Thursday, December 16, 2004

In a lonely place

I have been researching Josef Ponten (1883-1940), a minor German writer of the Weimar and early Nazi periods. Ponten was born in Raeren, a town near Eupen. His ancestors came from the area between Aachen, Eupen-Malmedy, and Maestricht, living at different times in what would become different nations, and Ponten moved between Eupen and Aachen several times. He published at least one novella before he completed his studies in architecture and served in World War One.

After the war his writing activities intensified. However, he spread himself over several disciplines: novellas, travel, art and architecture. In 1920 he moved from Aachen (due to the Belgian occupation) to Munich. There he drew close to Thomas Mann, mostly because he felt that he should be considered a great writer. Mann was not entirely impressed with Ponten: he felt that Ponten could be excessively nationalistic at times. Conversely, Ponten could be critical of Mann's work, and he found The Magic Mountain repulsive. Nevertheless, the two authors helped each other out in their careers: Mann was critical at getting Ponten an appointment to the Prussian Academy of Poetry, noting that Ponten expresses the "concept of the nation as the center and connection of art and thought." Ponten was also friends with Hermann Hesse, who contributed illustrations to one of Ponten's books.

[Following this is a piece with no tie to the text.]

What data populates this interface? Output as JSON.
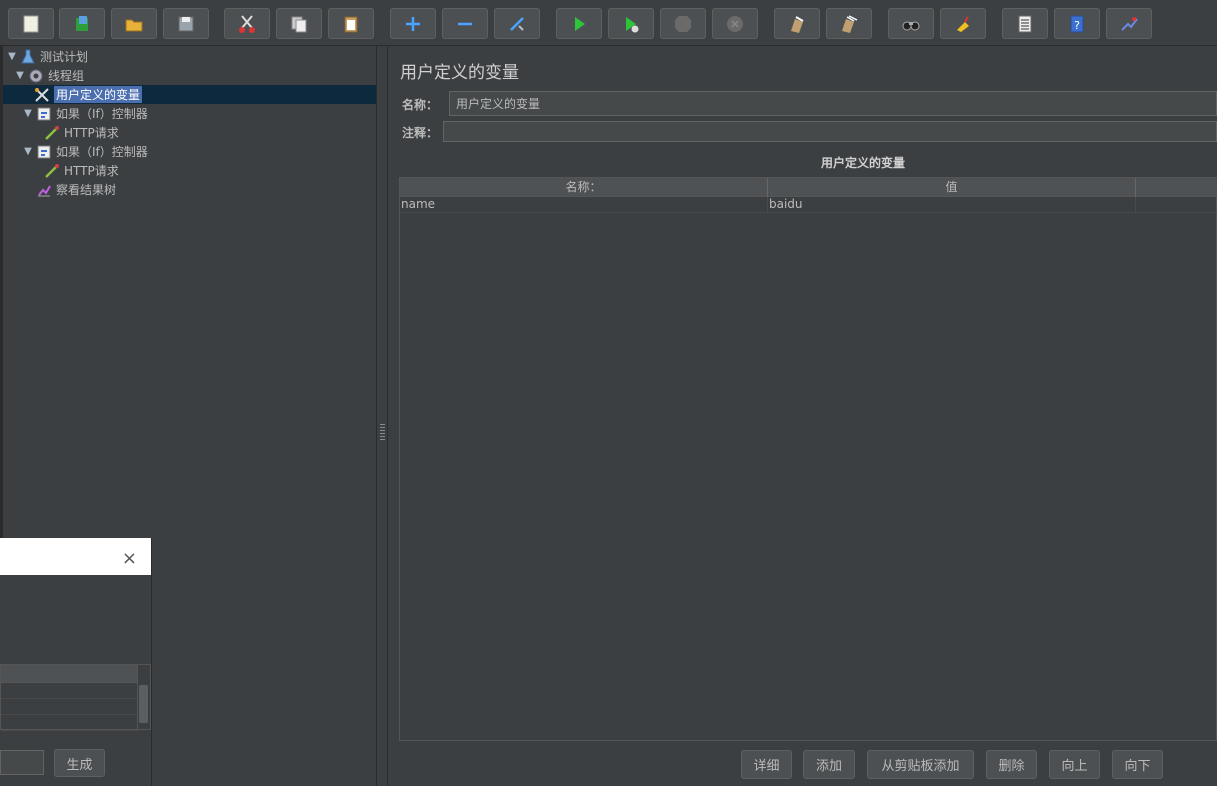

His literary legacy is not impressive. He wrote numerous novellas, travel books, and some works on art and architecture (the most intriguingly titled being Architectur, die nicht gebauet wurde (Architecture that should not be built)). Culturally, his most notable works were an epic series on the Volga Germans in Russia. In 1925 Ponten was invited by the communist government to participate in a gathering of European intellectuals (a trip designed to cast the Soviet Union in a favorable light). On that trip, Ponten met a teacher and bureaucrat from the Volga Republic. (Geitner Simmons has several posts on these people (here and elsewhere)). The meeting led Ponten to consider the larger problem of the Auslandsdeutsch (Germans abroad), which became one of his major literary themes in the 1930s. He published a few books specifically on the Volga Germans themselves: Wolga, Wolga (1930), Rhein und Wolga (1931), and Im Wolgaland (1933).

However, the most impressing parts of his writing may have been more related to his travel writing. Ponten thought of the landscape as a formative element of the individual that could not be displaced. It was so personal that it could not be captured by geographers and planners. According to Ponten, the German landscape, as imagined and lived, was decentralized, still reflective of the German experience of fragmentation (Stammesdarstellung: representation of the tribe).

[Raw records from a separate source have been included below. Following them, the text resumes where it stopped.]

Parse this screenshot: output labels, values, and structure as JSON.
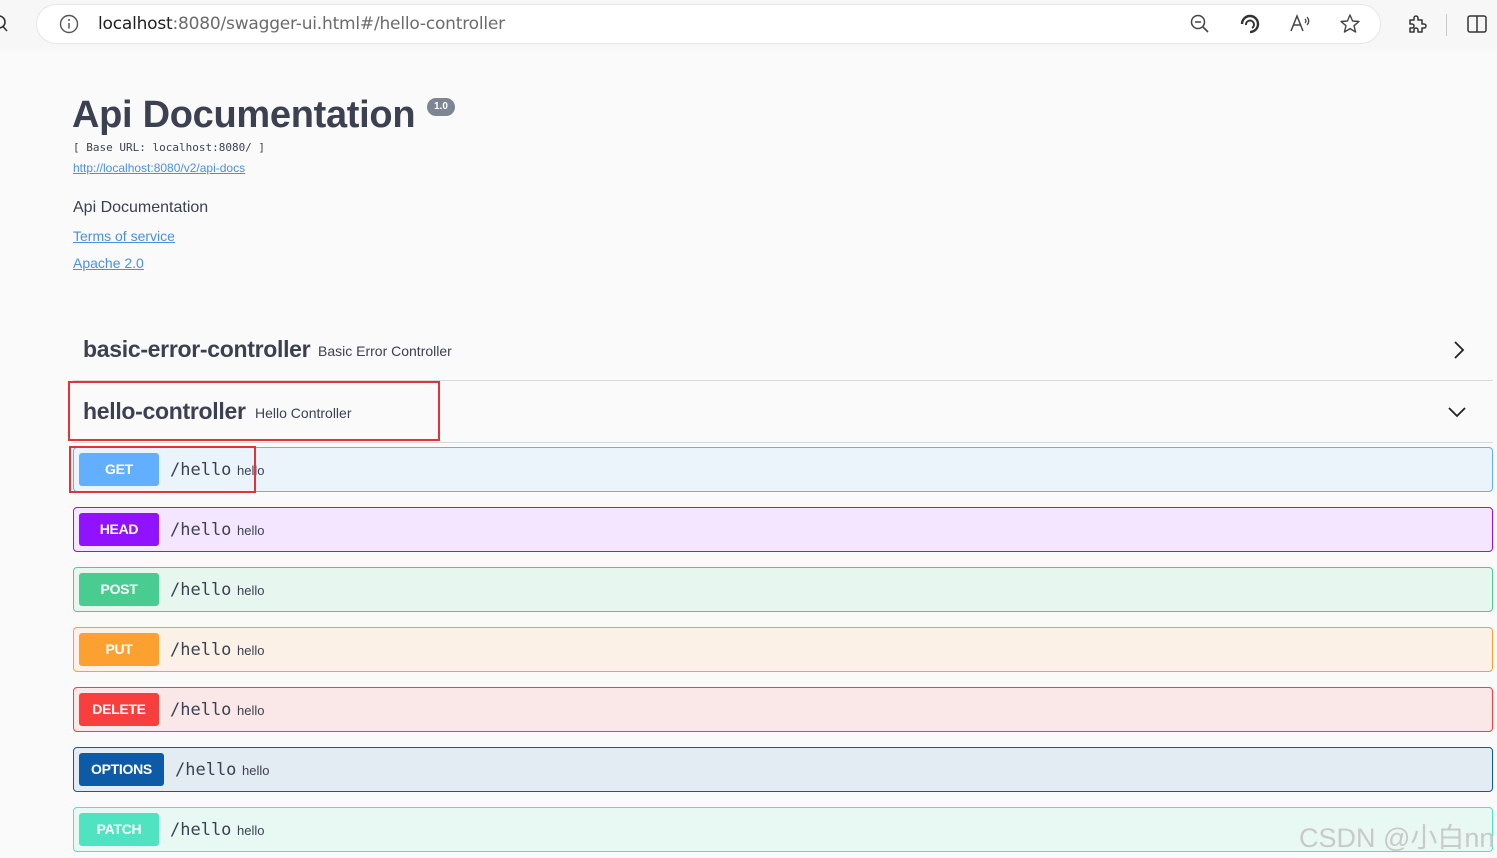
{
  "browser": {
    "url_host": "localhost",
    "url_path": ":8080/swagger-ui.html#/hello-controller",
    "icons": [
      "info-icon",
      "zoom-out-icon",
      "edge-refresh-icon",
      "read-aloud-icon",
      "favorite-star-icon",
      "extensions-icon",
      "split-screen-icon"
    ]
  },
  "info": {
    "title": "Api Documentation",
    "version": "1.0",
    "base_url": "[ Base URL: localhost:8080/ ]",
    "spec_link": "http://localhost:8080/v2/api-docs",
    "description": "Api Documentation",
    "terms_link": "Terms of service",
    "license_link": "Apache 2.0"
  },
  "tags": [
    {
      "name": "basic-error-controller",
      "description": "Basic Error Controller",
      "state": "collapsed"
    },
    {
      "name": "hello-controller",
      "description": "Hello Controller",
      "state": "expanded"
    }
  ],
  "operations": [
    {
      "method": "GET",
      "path": "/hello",
      "summary": "hello",
      "color": "#61affe",
      "bg": "#ebf3fb",
      "border": "#61affe"
    },
    {
      "method": "HEAD",
      "path": "/hello",
      "summary": "hello",
      "color": "#9012fe",
      "bg": "#f3e6fe",
      "border": "#9012fe"
    },
    {
      "method": "POST",
      "path": "/hello",
      "summary": "hello",
      "color": "#49cc90",
      "bg": "#e8f6f0",
      "border": "#49cc90"
    },
    {
      "method": "PUT",
      "path": "/hello",
      "summary": "hello",
      "color": "#fca130",
      "bg": "#fbf1e6",
      "border": "#fca130"
    },
    {
      "method": "DELETE",
      "path": "/hello",
      "summary": "hello",
      "color": "#f93e3e",
      "bg": "#fae7e7",
      "border": "#f93e3e"
    },
    {
      "method": "OPTIONS",
      "path": "/hello",
      "summary": "hello",
      "color": "#0d5aa7",
      "bg": "#e3ebf3",
      "border": "#0d5aa7"
    },
    {
      "method": "PATCH",
      "path": "/hello",
      "summary": "hello",
      "color": "#50e3c2",
      "bg": "#e8f9f4",
      "border": "#50e3c2"
    }
  ],
  "annotation_color": "#e0343c",
  "watermark": "CSDN @小白nn"
}
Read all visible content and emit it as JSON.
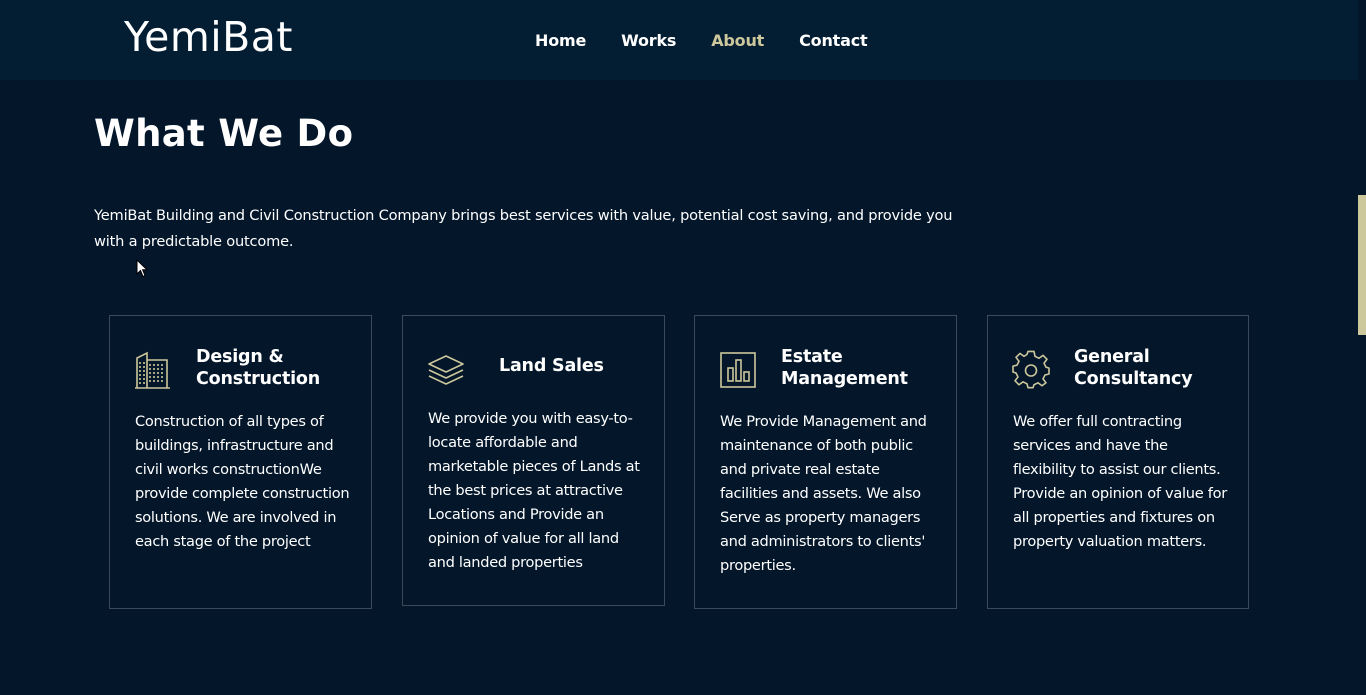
{
  "header": {
    "brand": "YemiBat",
    "nav": [
      {
        "label": "Home",
        "active": false
      },
      {
        "label": "Works",
        "active": false
      },
      {
        "label": "About",
        "active": true
      },
      {
        "label": "Contact",
        "active": false
      }
    ]
  },
  "main": {
    "title": "What We Do",
    "intro": "YemiBat Building and Civil Construction Company brings best services with value, potential cost saving, and provide you with a predictable outcome.",
    "services": [
      {
        "icon": "building-icon",
        "title": "Design & Construction",
        "description": "Construction of all types of buildings, infrastructure and civil works constructionWe provide complete construction solutions. We are involved in each stage of the project"
      },
      {
        "icon": "layers-icon",
        "title": "Land Sales",
        "description": "We provide you with easy-to-locate affordable and marketable pieces of Lands at the best prices at attractive Locations and Provide an opinion of value for all land and landed properties"
      },
      {
        "icon": "bar-chart-icon",
        "title": "Estate Management",
        "description": "We Provide Management and maintenance of both public and private real estate facilities and assets. We also Serve as property managers and administrators to clients' properties."
      },
      {
        "icon": "gear-icon",
        "title": "General Consultancy",
        "description": "We offer full contracting services and have the flexibility to assist our clients. Provide an opinion of value for all properties and fixtures on property valuation matters."
      }
    ]
  },
  "colors": {
    "background": "#03162a",
    "header": "#031d33",
    "accent": "#cdc79c",
    "card_border": "#3a4a5a",
    "text": "#ffffff"
  }
}
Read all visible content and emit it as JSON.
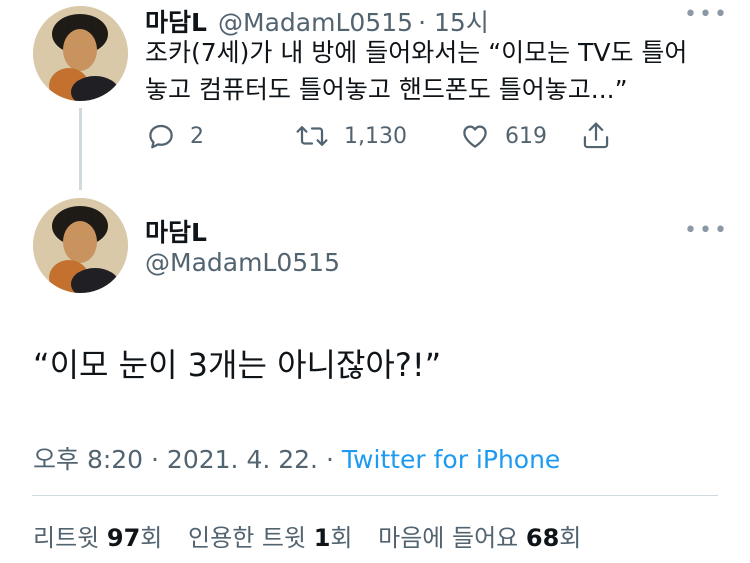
{
  "tweet1": {
    "name": "마담L",
    "handle": "@MadamL0515",
    "time": "· 15시",
    "text_line1": "조카(7세)가 내 방에 들어와서는 “이모는 TV도 틀어",
    "text_line2": "놓고 컴퓨터도 틀어놓고 핸드폰도 틀어놓고...”",
    "reply_count": "2",
    "retweet_count": "1,130",
    "like_count": "619"
  },
  "tweet2": {
    "name": "마담L",
    "handle": "@MadamL0515",
    "text": "“이모 눈이 3개는 아니잖아?!”",
    "timestamp": "오후 8:20 · 2021. 4. 22. ·",
    "source": "Twitter for iPhone",
    "stats": {
      "retweets_label": "리트윗",
      "retweets": "97",
      "retweets_unit": "회",
      "quotes_label": "인용한 트윗",
      "quotes": "1",
      "quotes_unit": "회",
      "likes_label": "마음에 들어요",
      "likes": "68",
      "likes_unit": "회"
    }
  },
  "icons": [
    "reply-icon",
    "retweet-icon",
    "like-icon",
    "share-icon",
    "more-icon"
  ],
  "colors": {
    "link": "#1d9bf0",
    "secondary": "#536471",
    "divider": "#cfd9de"
  }
}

The novel Die Insel (1921) reflects Ponten's feelings about the affect that the landscape has on the mentality and behavior of individuals. The plot itself is somewhat mundane (and I will be brief on it because a summary would make the novel seem anti-clerical, and Ponten's object could easily have been the academy): the isolation of an island-cloister is disturbed by the arrival of a woman, leading to a predictable breakdown in the religious practices of the monks. Nature, in the novel, is a force that moves the characters and influences them to take different actions.

I find this novel interesting because it questions the extent to which autonomy is possible. The people who come to the island are trying to resolve the restlessness that they feel by isolating themselves in (what looks like) nature. The truth is that their longing is not for nature, but for home, and the island becomes another experience in lives that are physically, socially and culturally migratory. Autonomy, whether the moral autonomy of the monks or the social isolation of the woman, does not satisfy: it is as artificial as the worlds they left behind.

Autonomy cannot be a strategy for cultural survival. I know that Jonathan Dresner considered this in the context of medieval Japan. Ponten suggests (and I believe that he was addressed writers of nostalgic Heimat novels) that success will always be temporary and, ultimately, elusive.